Being one of the most difficult forms of psoriasis, it is often treated with a combination of topical ointments, phototherapy, oral medication, and biologics.
This is a rare psoriasis condition that affects only about 2% people living with psoriasis. Erythrodermic psoriasis causes most of the patient’s skin to appear burnt and fiery and sudden changes in body temperature. The inflamed skin itches and burns severely and may even peel out. It is a serious condition that requires hospitalisation of the patient. You should see your doctor immediately if you think you have this condition. Congestive heart failure, pneumonia, and infection are some of the complications associated with erythrodermic psoriasis caused by fluid and protein loss.
Suddenly stopping your systemic treatment for psoriasis, severe sunburn, and infections among others can trigger this psoriasis type. Treatment for this type of psoriasis involves restoring the body’s normal temperature and fluid levels. Once the erythrodermic flare has passed and other symptoms subside, the doctor may recommend oral medication, biologics, or topical treatments to manage this type of psoriasis.
Up to 50% of people with psoriasis notice changes in their nails; nail psoriasis occurs in about 90% of people who have psoriatic arthritis (explained next). The common symptoms of this type of psoriasis include tenderness or painful nails, pitting of nails, nails spreading from the nail bed and yellow–brown appearance of the nails. People with nail psoriasis are more likely to get fungal infections. Treatment for this type of psoriasis may include topical ointments, intra lesion also steroids, phototherapy, biologics, and oral treatments.

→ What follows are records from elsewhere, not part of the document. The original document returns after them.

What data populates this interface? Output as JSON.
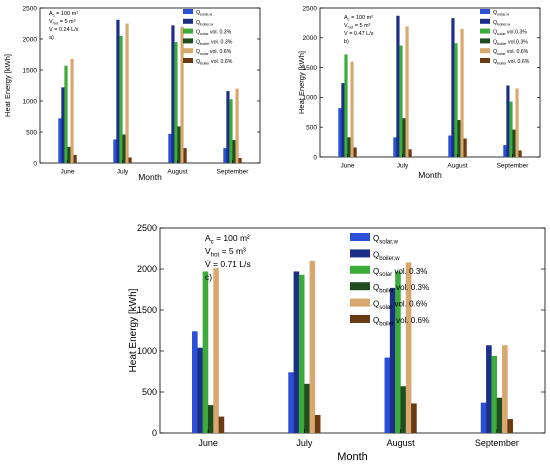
{
  "colors": {
    "q_solar_w": "#2b4fd6",
    "q_boiler_w": "#1c2f86",
    "q_solar_03": "#3dab3a",
    "q_boiler_03": "#1f4d1f",
    "q_solar_06": "#d8a86e",
    "q_boiler_06": "#6a3a12"
  },
  "chart_data": [
    {
      "type": "bar",
      "panel": "a)",
      "annotation": [
        "A_c = 100 m²",
        "V_hot = 5 m³",
        "V̇ = 0.24 L/s"
      ],
      "xlabel": "Month",
      "ylabel": "Heat Energy [kWh]",
      "ylim": [
        0,
        2500
      ],
      "yticks": [
        "0",
        "500",
        "1000",
        "1500",
        "2000",
        "2500"
      ],
      "categories": [
        "June",
        "July",
        "August",
        "September"
      ],
      "legend": [
        "Q_solar,w",
        "Q_boiler,w",
        "Q_solar vol. 0.3%",
        "Q_boiler vol. 0.3%",
        "Q_solar vol. 0.6%",
        "Q_boiler vol. 0.6%"
      ],
      "legend_position": "top-right",
      "series": [
        {
          "name": "Q_solar,w",
          "values": [
            720,
            380,
            470,
            240
          ]
        },
        {
          "name": "Q_boiler,w",
          "values": [
            1220,
            2310,
            2220,
            1160
          ]
        },
        {
          "name": "Q_solar vol. 0.3%",
          "values": [
            1570,
            2050,
            1950,
            1030
          ]
        },
        {
          "name": "Q_boiler vol. 0.3%",
          "values": [
            260,
            460,
            590,
            370
          ]
        },
        {
          "name": "Q_solar vol. 0.6%",
          "values": [
            1680,
            2250,
            2200,
            1200
          ]
        },
        {
          "name": "Q_boiler vol. 0.6%",
          "values": [
            130,
            90,
            240,
            80
          ]
        }
      ]
    },
    {
      "type": "bar",
      "panel": "b)",
      "annotation": [
        "A_c = 100 m²",
        "V_hot = 5 m³",
        "V̇ = 0.47 L/s"
      ],
      "xlabel": "Month",
      "ylabel": "Heat Energy [kWh]",
      "ylim": [
        0,
        2500
      ],
      "yticks": [
        "0",
        "500",
        "1000",
        "1500",
        "2000",
        "2500"
      ],
      "categories": [
        "June",
        "July",
        "August",
        "September"
      ],
      "legend": [
        "Q_solar,w",
        "Q_boiler,w",
        "Q_solar vol.0.3%",
        "Q_boiler vol.0.3%",
        "Q_solar vol. 0.6%",
        "Q_boiler vol. 0.6%"
      ],
      "legend_position": "top-right",
      "series": [
        {
          "name": "Q_solar,w",
          "values": [
            820,
            330,
            360,
            200
          ]
        },
        {
          "name": "Q_boiler,w",
          "values": [
            1240,
            2370,
            2330,
            1200
          ]
        },
        {
          "name": "Q_solar vol.0.3%",
          "values": [
            1720,
            1870,
            1910,
            930
          ]
        },
        {
          "name": "Q_boiler vol.0.3%",
          "values": [
            330,
            650,
            620,
            460
          ]
        },
        {
          "name": "Q_solar vol. 0.6%",
          "values": [
            1600,
            2190,
            2150,
            1150
          ]
        },
        {
          "name": "Q_boiler vol. 0.6%",
          "values": [
            160,
            130,
            310,
            110
          ]
        }
      ]
    },
    {
      "type": "bar",
      "panel": "c)",
      "annotation": [
        "A_c = 100 m²",
        "V_hot = 5 m³",
        "V̇ = 0.71 L/s"
      ],
      "xlabel": "Month",
      "ylabel": "Heat Energy [kWh]",
      "ylim": [
        0,
        2500
      ],
      "yticks": [
        "0",
        "500",
        "1000",
        "1500",
        "2000",
        "2500"
      ],
      "categories": [
        "June",
        "July",
        "August",
        "September"
      ],
      "legend": [
        "Q_solar,w",
        "Q_boiler,w",
        "Q_solar vol. 0.3%",
        "Q_boiler vol. 0.3%",
        "Q_solar vol. 0.6%",
        "Q_boiler vol. 0.6%"
      ],
      "legend_position": "top-right",
      "series": [
        {
          "name": "Q_solar,w",
          "values": [
            1240,
            740,
            920,
            370
          ]
        },
        {
          "name": "Q_boiler,w",
          "values": [
            1040,
            1970,
            1770,
            1070
          ]
        },
        {
          "name": "Q_solar vol. 0.3%",
          "values": [
            1970,
            1930,
            1970,
            940
          ]
        },
        {
          "name": "Q_boiler vol. 0.3%",
          "values": [
            340,
            600,
            570,
            430
          ]
        },
        {
          "name": "Q_solar vol. 0.6%",
          "values": [
            2010,
            2100,
            2080,
            1070
          ]
        },
        {
          "name": "Q_boiler vol. 0.6%",
          "values": [
            200,
            220,
            360,
            170
          ]
        }
      ]
    }
  ]
}
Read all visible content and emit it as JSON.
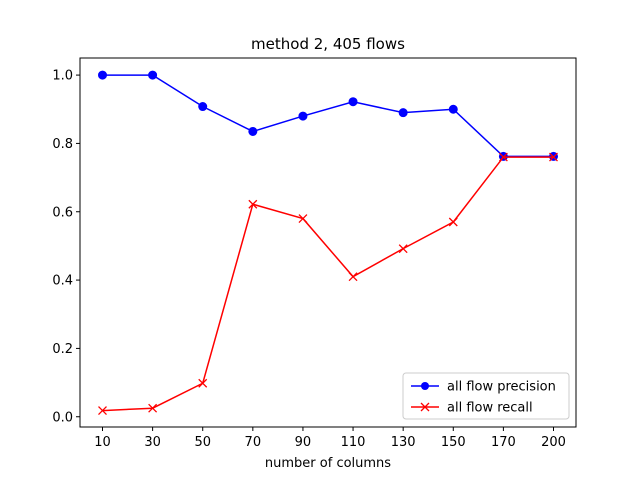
{
  "chart_data": {
    "type": "line",
    "title": "method 2, 405 flows",
    "xlabel": "number of columns",
    "ylabel": "",
    "categories": [
      "10",
      "30",
      "50",
      "70",
      "90",
      "110",
      "130",
      "150",
      "170",
      "200"
    ],
    "ylim": [
      -0.03,
      1.05
    ],
    "yticks": [
      0.0,
      0.2,
      0.4,
      0.6,
      0.8,
      1.0
    ],
    "ytick_labels": [
      "0.0",
      "0.2",
      "0.4",
      "0.6",
      "0.8",
      "1.0"
    ],
    "grid": false,
    "legend_position": "lower-right",
    "series": [
      {
        "name": "all flow precision",
        "color": "#0000ff",
        "marker": "circle",
        "values": [
          1.0,
          1.0,
          0.908,
          0.835,
          0.88,
          0.922,
          0.89,
          0.9,
          0.762,
          0.762
        ]
      },
      {
        "name": "all flow recall",
        "color": "#ff0000",
        "marker": "x",
        "values": [
          0.018,
          0.025,
          0.098,
          0.622,
          0.58,
          0.41,
          0.492,
          0.57,
          0.76,
          0.76
        ]
      }
    ]
  }
}
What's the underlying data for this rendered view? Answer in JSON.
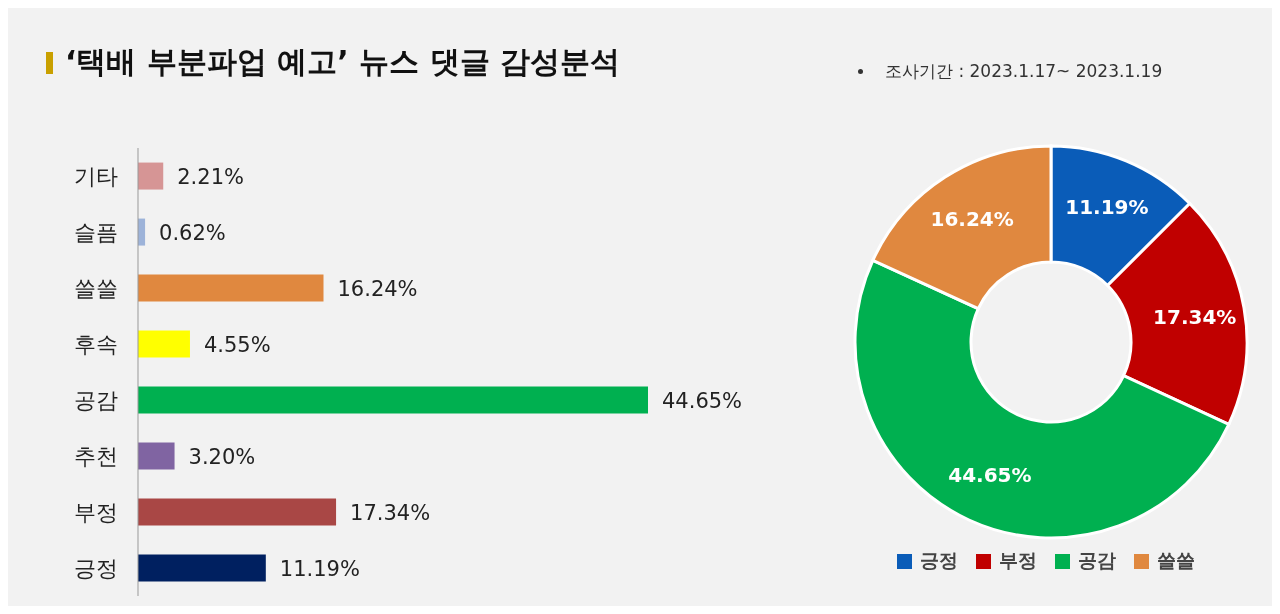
{
  "chart_data": [
    {
      "type": "bar",
      "orientation": "horizontal",
      "title": "‘택배 부분파업 예고’ 뉴스 댓글 감성분석",
      "categories": [
        "기타",
        "슬픔",
        "쓸쓸",
        "후속",
        "공감",
        "추천",
        "부정",
        "긍정"
      ],
      "values": [
        2.21,
        0.62,
        16.24,
        4.55,
        44.65,
        3.2,
        17.34,
        11.19
      ],
      "colors": [
        "#d69595",
        "#9db3d9",
        "#e0883f",
        "#ffff00",
        "#00b050",
        "#8064a2",
        "#a94745",
        "#002060"
      ],
      "value_labels": [
        "2.21%",
        "0.62%",
        "16.24%",
        "4.55%",
        "44.65%",
        "3.20%",
        "17.34%",
        "11.19%"
      ]
    },
    {
      "type": "donut",
      "annotations": [
        "조사기간 : 2023.1.17~ 2023.1.19"
      ],
      "categories": [
        "긍정",
        "부정",
        "공감",
        "쓸쓸"
      ],
      "values": [
        11.19,
        17.34,
        44.65,
        16.24
      ],
      "colors": [
        "#0a5cb8",
        "#c00000",
        "#00b050",
        "#e0883f"
      ],
      "value_labels": [
        "11.19%",
        "17.34%",
        "44.65%",
        "16.24%"
      ],
      "legend": "bottom"
    }
  ]
}
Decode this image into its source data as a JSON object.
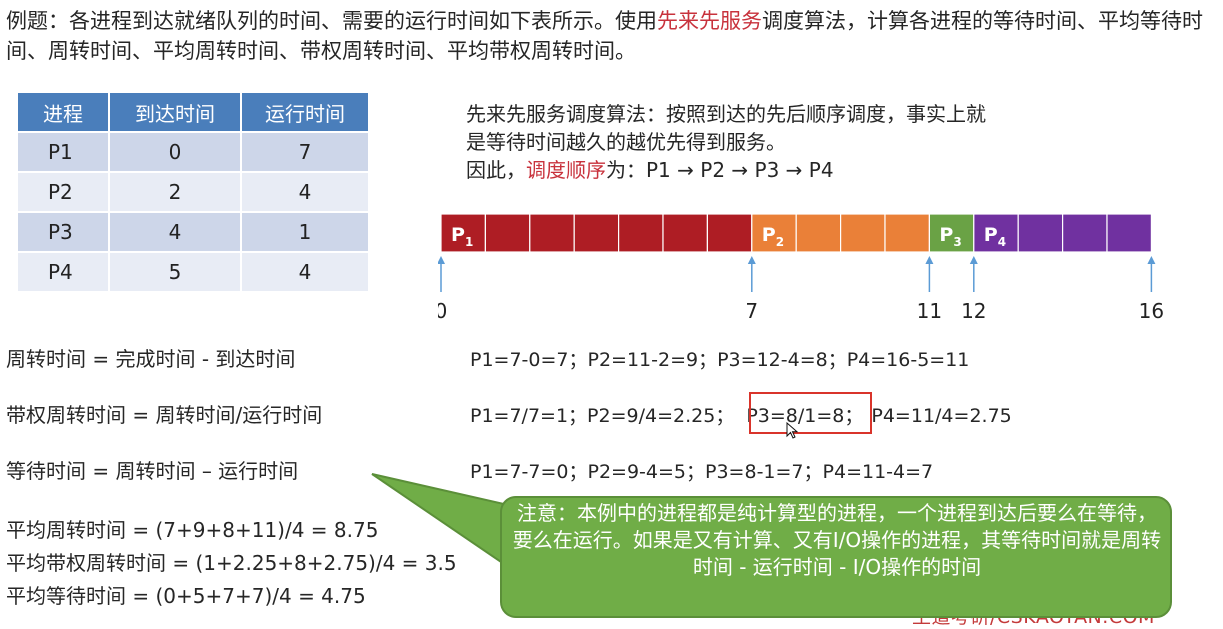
{
  "intro": {
    "part1": "例题：各进程到达就绪队列的时间、需要的运行时间如下表所示。使用",
    "highlight": "先来先服务",
    "part2": "调度算法，计算各进程的等待时间、平均等待时间、周转时间、平均周转时间、带权周转时间、平均带权周转时间。"
  },
  "table": {
    "headers": [
      "进程",
      "到达时间",
      "运行时间"
    ],
    "rows": [
      [
        "P1",
        "0",
        "7"
      ],
      [
        "P2",
        "2",
        "4"
      ],
      [
        "P3",
        "4",
        "1"
      ],
      [
        "P4",
        "5",
        "4"
      ]
    ]
  },
  "fcfs": {
    "line1": "先来先服务调度算法：按照到达的先后顺序调度，事实上就",
    "line2": "是等待时间越久的越优先得到服务。",
    "line3_prefix": "因此，",
    "line3_highlight": "调度顺序",
    "line3_suffix": "为：P1 → P2 → P3 → P4"
  },
  "gantt": {
    "segments": [
      {
        "label": "P",
        "sub": "1",
        "start": 0,
        "end": 7,
        "color": "#ae1d24"
      },
      {
        "label": "P",
        "sub": "2",
        "start": 7,
        "end": 11,
        "color": "#ea8038"
      },
      {
        "label": "P",
        "sub": "3",
        "start": 11,
        "end": 12,
        "color": "#6aa245"
      },
      {
        "label": "P",
        "sub": "4",
        "start": 12,
        "end": 16,
        "color": "#7031a0"
      }
    ],
    "ticks": [
      "0",
      "7",
      "11",
      "12",
      "16"
    ]
  },
  "formulas": {
    "turnaround": "周转时间 = 完成时间 - 到达时间",
    "weighted": "带权周转时间 = 周转时间/运行时间",
    "waiting": "等待时间 = 周转时间 – 运行时间"
  },
  "calcs": {
    "turnaround": "P1=7-0=7；P2=11-2=9；P3=12-4=8；P4=16-5=11",
    "weighted_a": "P1=7/7=1；P2=9/4=2.25；",
    "weighted_highlight": "P3=8/1=8；",
    "weighted_b": "P4=11/4=2.75",
    "waiting": "P1=7-7=0；P2=9-4=5；P3=8-1=7；P4=11-4=7"
  },
  "averages": {
    "turnaround": "平均周转时间 = (7+9+8+11)/4 = 8.75",
    "weighted": "平均带权周转时间 = (1+2.25+8+2.75)/4 = 3.5",
    "waiting": "平均等待时间 = (0+5+7+7)/4 = 4.75"
  },
  "callout": "注意：本例中的进程都是纯计算型的进程，一个进程到达后要么在等待，要么在运行。如果是又有计算、又有I/O操作的进程，其等待时间就是周转时间 - 运行时间 - I/O操作的时间",
  "watermark": "王道考研/CSKAOYAN.COM",
  "colors": {
    "accent_red": "#c8323c",
    "table_header": "#4a7ebb",
    "callout_green": "#70ad47"
  }
}
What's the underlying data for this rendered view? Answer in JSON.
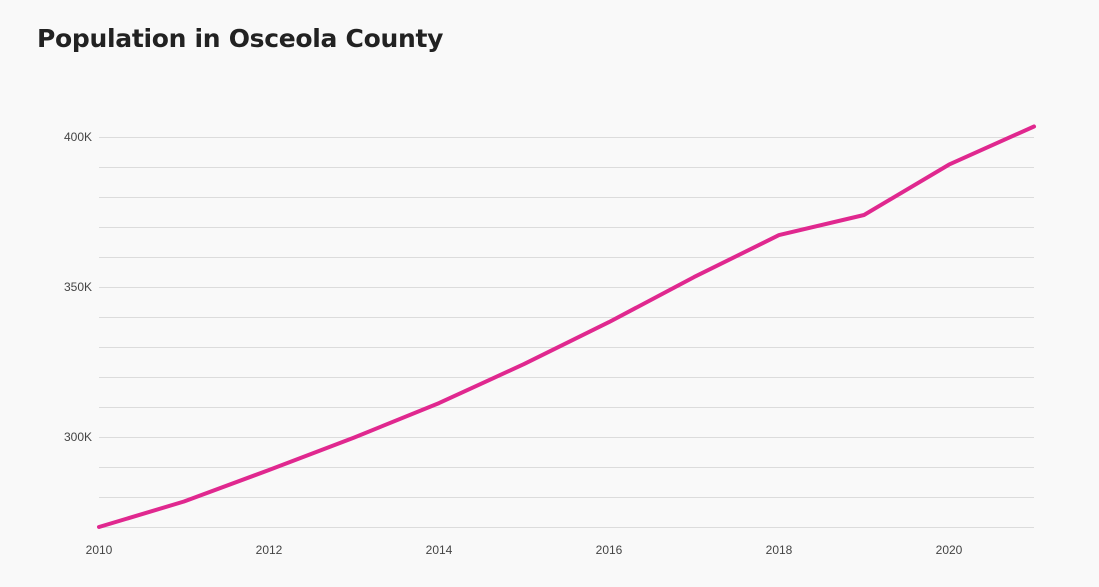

Psoriatic arthritis causes joint pain and inflammation along with psoriasis. More than 80% of cases of psoriatic arthritis report to have had psoriasis for about an average of 12 years before getting this condition. Apart from the painful and stiff joints, people with psoriatic arthritis can also have sausage-like fingers and toes as well as warm joints that may be discoloured. The early diagnosis of this condition can help reduce join damage and manage the condition better.
How many types of psoriasis are there?
There are about seven types of psoriasis with additional sub-categorisation based on multiple factors.
a. Plaque psoriasis
b. Guttate psoriasis
c. Inverse psoriasis
d. Pustular psoriasis
e. Erythrodermic psoriasis
f. Nail psoriasis
g. Psoriatic arthritis
What is the most common type of psoriasis?
Plaque psoriasis affects about 80% of people with psoriasis. However, you can get affected by more than one type of psoriasis.
Which type of psoriasis can be cured?
There is no cure for psoriasis as it is a chronic condition, but most psoriasis types can be managed with topical ointments, oral medication, systemic medicines, and phototherapy.
Can you have different types of psoriasis at the same time?
Although uncommon, it is possible to have different forms of psoriasis affecting different parts of your body. For example, a patient can have nail psoriasis affecting their nails and plaque psoriasis on other parts of their body.